For his efforts, Vogt earned his second NAIA All-American first team selection, and he wrapped up his career with 6 of Azusa Pacific’s career batting records along with 4 more single-season marks. In 2007, he collected a program-record 108 hits, including record numbers of 67 singles and 26 doubles, and he reached base 166 times, another single-season Cougar record. His career records include hits (294), doubles (74), total bases (471), runs batted in (199), walks (163) and batting average (.448).
“One of the biggest things I learned from the coaching staff at Azusa Pacific is that baseball is a game of attrition,” said Vogt. “You’ve got to grind it out, and you have to earn everything in life. My whole life I have been an underdog, from playing at a small high school to playing at a small college, and I’m looking forward to the opportunity to prove myself at the next level, as well.”
Vogt also finished in the top 5 in career home runs (5th-31), at-bats (3rd-656) and games, (4th-189). He also surpassed the previous single-season total bases record of 172 set in 1984 by Rob Amble, collecting 178 but finishing behind Hodsdon, who established the new single-season mark this year with 191.
“Stephen Vogt is a general on the field,” said Svagdis. “He understands the game and has a great head on his shoulders. His work ethic is second-to-none.”
The senior teammates, Azusa Pacific’s first-ever 4-year seniors to earn NAIA All-American first team recognition in the same season, led the Cougars to the program’s first NAIA World Series since 1984, setting program records for total wins (51), home wins (33) and longest winning streak (24 games) along the way.

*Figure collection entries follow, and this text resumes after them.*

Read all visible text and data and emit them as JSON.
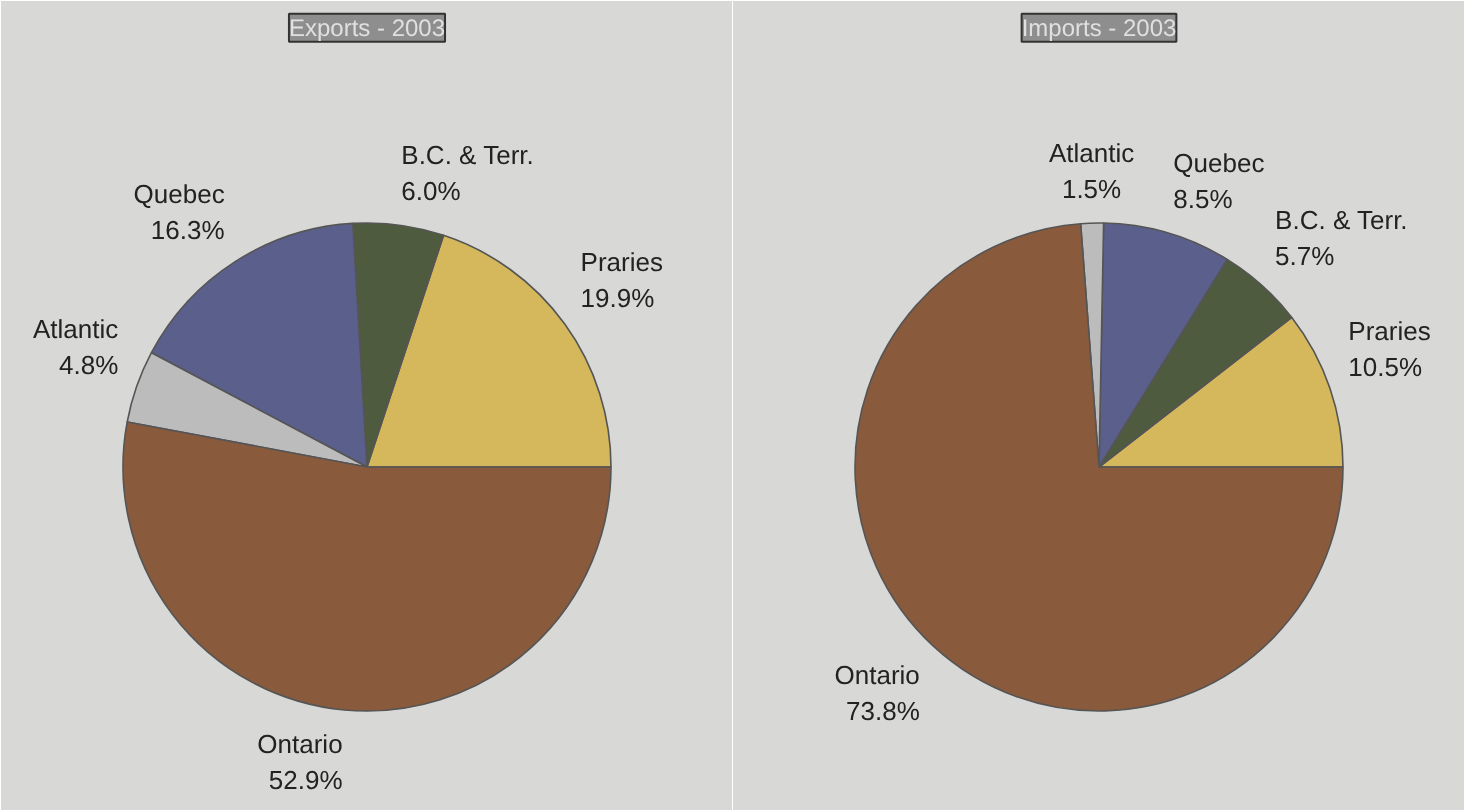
{
  "chart_data": [
    {
      "type": "pie",
      "title": "Exports - 2003",
      "categories": [
        "Praries",
        "B.C. & Terr.",
        "Quebec",
        "Atlantic",
        "Ontario"
      ],
      "values": [
        19.9,
        6.0,
        16.3,
        4.8,
        52.9
      ],
      "value_labels": [
        "19.9%",
        "6.0%",
        "16.3%",
        "4.8%",
        "52.9%"
      ],
      "colors": [
        "#d6b85c",
        "#4f5b3f",
        "#5b5f8c",
        "#bcbcbc",
        "#8a5a3d"
      ]
    },
    {
      "type": "pie",
      "title": "Imports - 2003",
      "categories": [
        "Praries",
        "B.C. & Terr.",
        "Quebec",
        "Atlantic",
        "Ontario"
      ],
      "values": [
        10.5,
        5.7,
        8.5,
        1.5,
        73.8
      ],
      "value_labels": [
        "10.5%",
        "5.7%",
        "8.5%",
        "1.5%",
        "73.8%"
      ],
      "colors": [
        "#d6b85c",
        "#4f5b3f",
        "#5b5f8c",
        "#bcbcbc",
        "#8a5a3d"
      ]
    }
  ]
}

“It’s a real blessing when good things happen to good people, and both Scott and Stephen deserve every bit of it,” said Svagdis. “This is like icing on the cake for them to realize personal success after the season they had this year. I hope the characteristics both of them have brought to our program can be carried on by the rest of our players.”
Jason Ray, a 2005 eighth-round pick of the Oakland Athletics (251st overall) was Azusa Pacific’s last baseball draftee. After spending just over month on the minor league disabled list with an unspecified injury, Ray is back in action for the Stockton Ports, Oakland’s Class A Advanced California League affiliate, where he is 1-1 with a 2.53 ERA in 10.2 innings of relief work this season. Paul Moskau was picked in the third round (No. 70 overall) of the 1975 draft by the Cincinnati Reds, and Jeff Robinson was Azusa Pacific’s highest-ever draft pick after being selected in the third round (No. 69 overall) of the 1983 draft by the Detroit Tigers.